İnsan ne zaman ki artık kaçmıyor, diye tekrarlıyorum, o zaman seviyor demektir, olmayacak şartların içine gireceğini bildiği halde."
İnşaat firmasının düzen işgüzarlığı öfkelendiriyor beni. Yapı teknik ressamı, tasarımcı ve statikçi hanımlar ve beyler pırıl pırıl bir kaldırıma önem veriyorlar! Görkemli binalarının önünde en ufak bir toz taneciği bile olmamalı! Birkaç yaprak görmeye bile tahammülleri yok!
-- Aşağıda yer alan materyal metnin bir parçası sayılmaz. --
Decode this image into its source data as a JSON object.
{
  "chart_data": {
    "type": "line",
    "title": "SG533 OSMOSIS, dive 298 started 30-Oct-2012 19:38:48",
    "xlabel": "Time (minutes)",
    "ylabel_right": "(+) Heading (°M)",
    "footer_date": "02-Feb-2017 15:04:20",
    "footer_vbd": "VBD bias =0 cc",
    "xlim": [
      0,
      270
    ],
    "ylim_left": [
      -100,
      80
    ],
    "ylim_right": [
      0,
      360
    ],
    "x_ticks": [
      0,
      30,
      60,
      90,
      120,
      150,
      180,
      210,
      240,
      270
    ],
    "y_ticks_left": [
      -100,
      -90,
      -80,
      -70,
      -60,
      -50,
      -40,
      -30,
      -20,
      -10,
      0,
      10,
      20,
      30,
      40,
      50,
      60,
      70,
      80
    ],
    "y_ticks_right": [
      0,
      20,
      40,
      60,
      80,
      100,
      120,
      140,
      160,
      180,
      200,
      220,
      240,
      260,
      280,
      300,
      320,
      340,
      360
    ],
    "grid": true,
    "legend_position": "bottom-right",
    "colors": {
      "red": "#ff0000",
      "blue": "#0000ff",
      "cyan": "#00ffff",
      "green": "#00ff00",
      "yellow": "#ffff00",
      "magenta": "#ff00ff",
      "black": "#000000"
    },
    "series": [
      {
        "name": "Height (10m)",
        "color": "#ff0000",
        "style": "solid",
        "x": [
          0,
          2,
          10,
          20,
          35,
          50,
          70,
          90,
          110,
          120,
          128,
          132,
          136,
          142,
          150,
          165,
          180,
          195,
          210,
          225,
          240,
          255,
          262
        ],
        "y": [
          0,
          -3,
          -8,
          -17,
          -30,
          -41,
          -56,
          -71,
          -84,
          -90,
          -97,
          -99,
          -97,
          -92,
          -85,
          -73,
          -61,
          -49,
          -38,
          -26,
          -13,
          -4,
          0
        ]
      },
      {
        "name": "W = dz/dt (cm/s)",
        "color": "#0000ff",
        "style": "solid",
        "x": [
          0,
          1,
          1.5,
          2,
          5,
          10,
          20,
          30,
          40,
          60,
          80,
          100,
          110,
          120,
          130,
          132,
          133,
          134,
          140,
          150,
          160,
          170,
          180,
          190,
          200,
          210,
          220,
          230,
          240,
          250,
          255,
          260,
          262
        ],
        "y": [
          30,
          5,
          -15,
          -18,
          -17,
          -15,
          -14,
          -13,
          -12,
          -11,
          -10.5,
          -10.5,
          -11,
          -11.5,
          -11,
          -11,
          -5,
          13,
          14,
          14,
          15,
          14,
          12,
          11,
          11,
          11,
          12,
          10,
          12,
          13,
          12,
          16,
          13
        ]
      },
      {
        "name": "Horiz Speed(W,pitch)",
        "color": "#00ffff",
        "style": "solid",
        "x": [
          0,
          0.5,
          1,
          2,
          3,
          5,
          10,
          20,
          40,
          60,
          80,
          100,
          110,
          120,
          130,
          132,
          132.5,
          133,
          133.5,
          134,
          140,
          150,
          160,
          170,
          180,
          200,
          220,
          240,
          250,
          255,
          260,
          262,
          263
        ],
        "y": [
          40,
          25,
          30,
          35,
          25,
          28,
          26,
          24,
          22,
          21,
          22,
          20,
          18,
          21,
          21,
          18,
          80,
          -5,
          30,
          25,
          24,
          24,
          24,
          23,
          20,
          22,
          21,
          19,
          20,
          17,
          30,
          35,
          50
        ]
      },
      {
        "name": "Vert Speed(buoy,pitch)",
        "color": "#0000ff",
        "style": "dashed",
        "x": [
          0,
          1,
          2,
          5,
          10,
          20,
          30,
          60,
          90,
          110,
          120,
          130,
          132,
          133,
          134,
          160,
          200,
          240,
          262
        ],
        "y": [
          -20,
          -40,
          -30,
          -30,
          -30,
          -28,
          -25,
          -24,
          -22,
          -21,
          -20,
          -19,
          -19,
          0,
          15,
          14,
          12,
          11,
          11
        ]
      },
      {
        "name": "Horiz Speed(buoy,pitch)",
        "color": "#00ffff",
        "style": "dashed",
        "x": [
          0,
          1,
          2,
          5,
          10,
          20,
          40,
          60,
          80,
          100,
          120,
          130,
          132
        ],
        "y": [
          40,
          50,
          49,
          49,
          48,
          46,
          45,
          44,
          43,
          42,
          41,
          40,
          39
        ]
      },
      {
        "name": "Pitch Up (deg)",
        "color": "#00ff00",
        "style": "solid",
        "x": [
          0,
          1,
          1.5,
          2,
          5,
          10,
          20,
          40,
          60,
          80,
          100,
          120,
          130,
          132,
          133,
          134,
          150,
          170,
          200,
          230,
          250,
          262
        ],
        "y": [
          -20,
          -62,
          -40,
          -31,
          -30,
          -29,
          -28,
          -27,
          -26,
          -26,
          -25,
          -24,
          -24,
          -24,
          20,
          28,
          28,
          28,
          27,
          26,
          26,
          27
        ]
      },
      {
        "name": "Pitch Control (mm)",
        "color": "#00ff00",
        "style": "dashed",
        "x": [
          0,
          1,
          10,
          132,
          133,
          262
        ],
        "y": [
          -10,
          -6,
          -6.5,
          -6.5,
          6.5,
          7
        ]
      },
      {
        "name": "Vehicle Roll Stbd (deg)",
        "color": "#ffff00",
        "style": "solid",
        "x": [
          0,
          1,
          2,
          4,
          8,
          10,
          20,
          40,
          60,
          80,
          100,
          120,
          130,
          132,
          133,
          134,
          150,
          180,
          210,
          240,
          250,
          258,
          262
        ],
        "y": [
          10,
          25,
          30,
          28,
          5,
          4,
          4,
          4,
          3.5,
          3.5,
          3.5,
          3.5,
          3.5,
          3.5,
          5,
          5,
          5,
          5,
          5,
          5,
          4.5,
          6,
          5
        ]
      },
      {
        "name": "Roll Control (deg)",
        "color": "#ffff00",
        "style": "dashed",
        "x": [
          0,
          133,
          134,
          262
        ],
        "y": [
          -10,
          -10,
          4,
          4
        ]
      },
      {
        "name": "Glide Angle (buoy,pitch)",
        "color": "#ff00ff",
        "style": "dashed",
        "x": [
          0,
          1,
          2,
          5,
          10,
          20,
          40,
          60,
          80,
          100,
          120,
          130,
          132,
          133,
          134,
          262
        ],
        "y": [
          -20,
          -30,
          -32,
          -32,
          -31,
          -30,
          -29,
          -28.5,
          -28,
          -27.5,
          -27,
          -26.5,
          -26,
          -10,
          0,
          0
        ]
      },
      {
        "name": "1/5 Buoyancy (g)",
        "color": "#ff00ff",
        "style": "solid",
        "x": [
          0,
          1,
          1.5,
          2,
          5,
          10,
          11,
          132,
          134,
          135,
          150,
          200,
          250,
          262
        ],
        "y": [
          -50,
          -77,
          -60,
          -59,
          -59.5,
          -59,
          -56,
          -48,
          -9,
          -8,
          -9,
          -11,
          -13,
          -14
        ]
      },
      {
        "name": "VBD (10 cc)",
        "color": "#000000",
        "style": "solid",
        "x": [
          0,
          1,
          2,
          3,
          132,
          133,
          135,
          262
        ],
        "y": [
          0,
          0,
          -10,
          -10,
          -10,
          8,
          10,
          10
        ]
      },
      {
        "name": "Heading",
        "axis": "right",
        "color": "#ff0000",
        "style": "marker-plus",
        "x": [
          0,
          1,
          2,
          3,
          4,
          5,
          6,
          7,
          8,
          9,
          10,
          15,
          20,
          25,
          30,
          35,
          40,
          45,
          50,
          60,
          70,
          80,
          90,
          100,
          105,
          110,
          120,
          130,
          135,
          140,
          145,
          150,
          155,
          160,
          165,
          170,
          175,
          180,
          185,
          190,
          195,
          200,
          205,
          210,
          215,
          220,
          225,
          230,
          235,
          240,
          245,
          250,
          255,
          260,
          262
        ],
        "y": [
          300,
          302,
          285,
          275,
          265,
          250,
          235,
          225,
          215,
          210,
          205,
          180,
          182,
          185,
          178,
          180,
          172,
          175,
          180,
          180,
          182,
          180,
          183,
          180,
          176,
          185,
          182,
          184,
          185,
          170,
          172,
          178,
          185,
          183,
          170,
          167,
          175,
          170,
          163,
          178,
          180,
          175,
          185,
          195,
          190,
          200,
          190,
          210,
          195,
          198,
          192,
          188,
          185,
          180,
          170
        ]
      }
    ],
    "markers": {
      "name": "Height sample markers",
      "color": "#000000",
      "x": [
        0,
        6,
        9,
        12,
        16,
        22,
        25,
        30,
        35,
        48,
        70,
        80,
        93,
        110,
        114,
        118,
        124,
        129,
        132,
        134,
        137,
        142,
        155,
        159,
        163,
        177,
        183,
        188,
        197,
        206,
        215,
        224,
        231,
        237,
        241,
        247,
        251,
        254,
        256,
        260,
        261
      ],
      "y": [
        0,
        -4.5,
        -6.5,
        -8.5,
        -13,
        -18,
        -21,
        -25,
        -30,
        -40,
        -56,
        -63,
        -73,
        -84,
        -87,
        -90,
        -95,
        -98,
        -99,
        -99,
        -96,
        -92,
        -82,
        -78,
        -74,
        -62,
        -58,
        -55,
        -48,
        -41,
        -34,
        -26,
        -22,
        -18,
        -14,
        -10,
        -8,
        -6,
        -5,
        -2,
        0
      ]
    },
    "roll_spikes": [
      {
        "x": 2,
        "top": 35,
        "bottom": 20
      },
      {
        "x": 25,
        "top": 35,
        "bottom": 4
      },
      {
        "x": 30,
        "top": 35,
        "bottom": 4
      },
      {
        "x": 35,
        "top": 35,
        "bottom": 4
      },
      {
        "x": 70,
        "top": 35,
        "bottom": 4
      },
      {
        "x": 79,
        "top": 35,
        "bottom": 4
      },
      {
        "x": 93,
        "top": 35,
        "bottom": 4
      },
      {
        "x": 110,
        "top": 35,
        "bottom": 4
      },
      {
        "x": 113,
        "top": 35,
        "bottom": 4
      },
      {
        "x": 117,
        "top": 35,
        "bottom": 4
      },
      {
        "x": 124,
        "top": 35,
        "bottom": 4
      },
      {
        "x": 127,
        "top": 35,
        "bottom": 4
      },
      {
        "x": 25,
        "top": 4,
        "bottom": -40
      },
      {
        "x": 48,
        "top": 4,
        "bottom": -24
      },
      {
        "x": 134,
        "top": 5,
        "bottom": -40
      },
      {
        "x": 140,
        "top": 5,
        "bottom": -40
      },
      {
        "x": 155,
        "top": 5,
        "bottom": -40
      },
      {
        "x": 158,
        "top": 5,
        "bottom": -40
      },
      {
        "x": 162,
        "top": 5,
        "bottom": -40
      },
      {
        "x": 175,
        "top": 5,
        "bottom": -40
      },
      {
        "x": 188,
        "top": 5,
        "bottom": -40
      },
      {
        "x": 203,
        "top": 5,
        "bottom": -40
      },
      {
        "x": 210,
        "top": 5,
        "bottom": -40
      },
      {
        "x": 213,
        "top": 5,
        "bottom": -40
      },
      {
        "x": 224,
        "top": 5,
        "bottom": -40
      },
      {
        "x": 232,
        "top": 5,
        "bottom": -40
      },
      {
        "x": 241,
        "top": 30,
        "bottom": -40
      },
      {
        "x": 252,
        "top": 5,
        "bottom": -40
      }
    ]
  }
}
Soruyorum kendime, acaba bu hanımlar ve beyler hiç çocuk olmadılar mı, çalım atarak önlerinde birkaç yaprak sürüklemekten hiç zevk almadılar mı, bu arada çıkan ayakkabılarının burnunda havalanan yaprakların görüntüsü kızgın annelerine veya korkunç öğretmenlerine veya kendi zavallı ruhlarının fısıltısına katlanmakta onlara hiç yardımcı olmadı mı? Acaba hanımlar ve beyler hep böyle kendilerinden uzak mıydılar ve bu nedenle mi pırıl pırıl kaldırımların mükemmel sözcüleri haline geldiler?
Hiç değilse yüreğimin ağzıma getirilmediği bir mekan olmalı dünya üzerinde. Hiç değilse hiçbir şeyin bana fazla yaklaşmadığı, benden hiçbir şeyin istenmediği bir mekan olmalı dünya üstünde.